Mean follow-up was 5.3±2.6 months. Over this period, 3 (7%) patients died, 2 (4.5%) experienced myocardial infarction, and 7 (16%) patients underwent revascularisation (3 underwent CABG and 4 had percutaneous revascularisation). The combined rate of death, myocardial infarction and revascularisation was 28%. Revascularisation became optional shortly after screening in 4 patients and during late hospitalisation for rest angina, in additional 3 patients. Interestingly, all patients who underwent revascularisation in early stages had substantial symptomatic improvement, while none of those with late interventions experienced any improvement in angina. When patients with early revascularisation were excluded from the analysis, the rate of revascularisation interventions and major adverse cardiac events were 7% and 19%, respectively.
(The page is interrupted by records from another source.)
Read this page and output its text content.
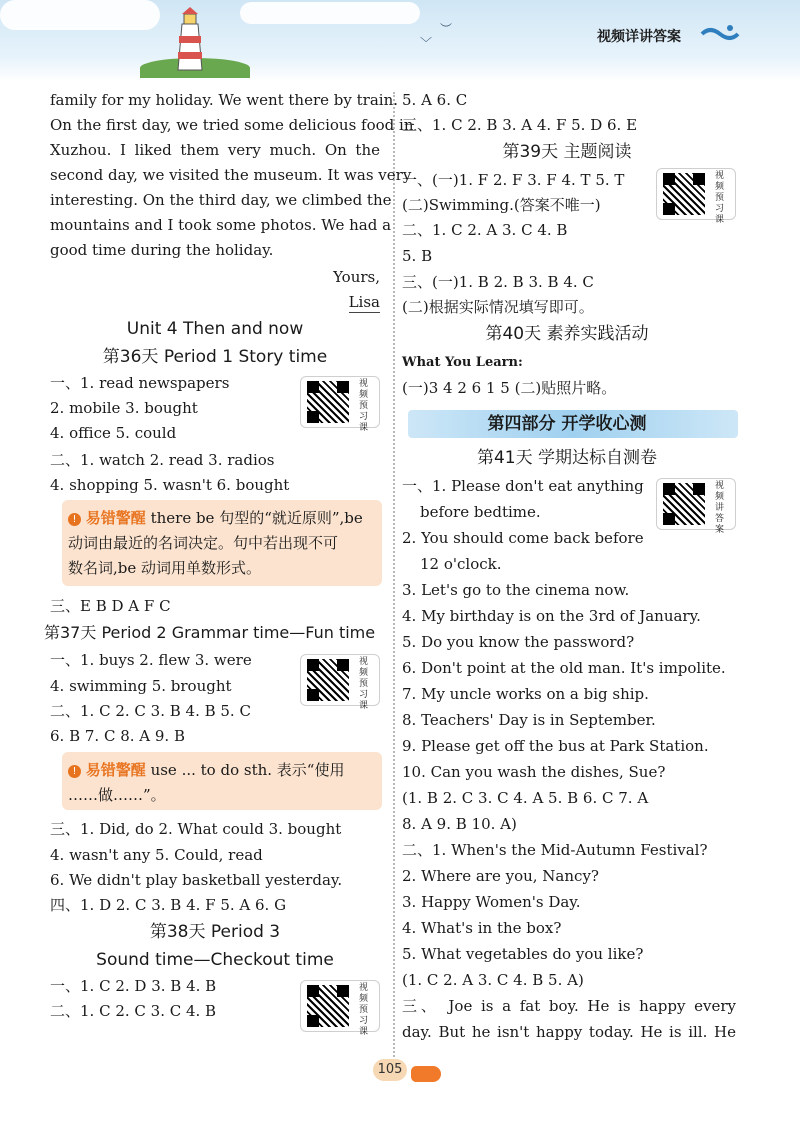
︶
﹀	视频详讲答案
family for my holiday. We went there by train.
On the first day, we tried some delicious food in
Xuzhou. I liked them very much. On the
second day, we visited the museum. It was very
interesting. On the third day, we climbed the
mountains and I took some photos. We had a
good time during the holiday.
Yours,
Lisa
Unit 4 Then and now
第36天 Period 1 Story time
一、1. read newspapers
2. mobile 3. bought
4. office 5. could
二、1. watch 2. read 3. radios
4. shopping 5. wasn't 6. bought
! 易错警醒 there be 句型的“就近原则”,be
动词由最近的名词决定。句中若出现不可
数名词,be 动词用单数形式。
三、E B D A F C
第37天 Period 2 Grammar time—Fun time
一、1. buys 2. flew 3. were
4. swimming 5. brought
二、1. C 2. C 3. B 4. B 5. C
6. B 7. C 8. A 9. B
! 易错警醒 use ... to do sth. 表示“使用
……做……”。
三、1. Did, do 2. What could 3. bought
4. wasn't any 5. Could, read
6. We didn't play basketball yesterday.
四、1. D 2. C 3. B 4. F 5. A 6. G
第38天 Period 3
Sound time—Checkout time
一、1. C 2. D 3. B 4. B
二、1. C 2. C 3. C 4. B
视频预习课
视频预习课
视频预习课
5. A 6. C
三、1. C 2. B 3. A 4. F 5. D 6. E
第39天 主题阅读
一、(一)1. F 2. F 3. F 4. T 5. T
(二)Swimming.(答案不唯一)
二、1. C 2. A 3. C 4. B
5. B
三、(一)1. B 2. B 3. B 4. C
(二)根据实际情况填写即可。
第40天 素养实践活动
What You Learn:
(一)3 4 2 6 1 5 (二)贴照片略。
第四部分 开学收心测
第41天 学期达标自测卷
一、1. Please don't eat anything
before bedtime.
2. You should come back before
12 o'clock.
3. Let's go to the cinema now.
4. My birthday is on the 3rd of January.
5. Do you know the password?
6. Don't point at the old man. It's impolite.
7. My uncle works on a big ship.
8. Teachers' Day is in September.
9. Please get off the bus at Park Station.
10. Can you wash the dishes, Sue?
(1. B 2. C 3. C 4. A 5. B 6. C 7. A
8. A 9. B 10. A)
二、1. When's the Mid-Autumn Festival?
2. Where are you, Nancy?
3. Happy Women's Day.
4. What's in the box?
5. What vegetables do you like?
(1. C 2. A 3. C 4. B 5. A)
三、 Joe is a fat boy. He is happy every
day. But he isn't happy today. He is ill. He
视频预习课
视频讲答案
105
Angina class among the 33 survivors who did not undergo revascularisation did not change over time (2.9±0.5 vs. 2.7±1.2, p=0.8). Overall 8 patients experience improvement in angina class (1.7±0.9), 9 had no change and 12 experienced worsening of angina. In 4 patients CCS class was not evaluated.
Conclusions
According to our aforementioned data, the overall experience with “no option” patients screened for, but excluded from angiogenesis studies, suggest unfavourable outcome. Of note, although the average angina severity among the studied cohort did not change over the 6 month period, individual patient-based analysis suggests spontaneous changes of up to 2 CCS classes. Thus, the chosen cut-off for significant improvement of > 2 classes, as was reported in some, but not all of the angiogenesis studies, is of clinical relevance.
Summary
Assessment of time-dependent changes in severity of angina among “no option” patients is complex. Multiple factors including spontaneous fluctuations in symptoms, availability of new technologies, which allow advanced new revascularisation intervention along with progression of coronary artery disease affect the persistence of symptoms. Analyses of data derived from angiogenesis studies in “no option” patients suggest strong placebo effect. Recent data from a cohort of “no option” patients who were excluded from similar studies suggest overall unfavourable outcome, albeit with wide inter-patient variability in the persistence of angina. Studies designed for patients with refractory angina may need to include multiple time points for assessment of angina, to exclude patients who undergo additional interventions during follow-up and to predefine significant improvement in angina class as reduction of > 2 CCS classes. Finally, the optimal modality to assess efficacy in terms of myocardial perfusion and function has varied among studies and is yet to be determined.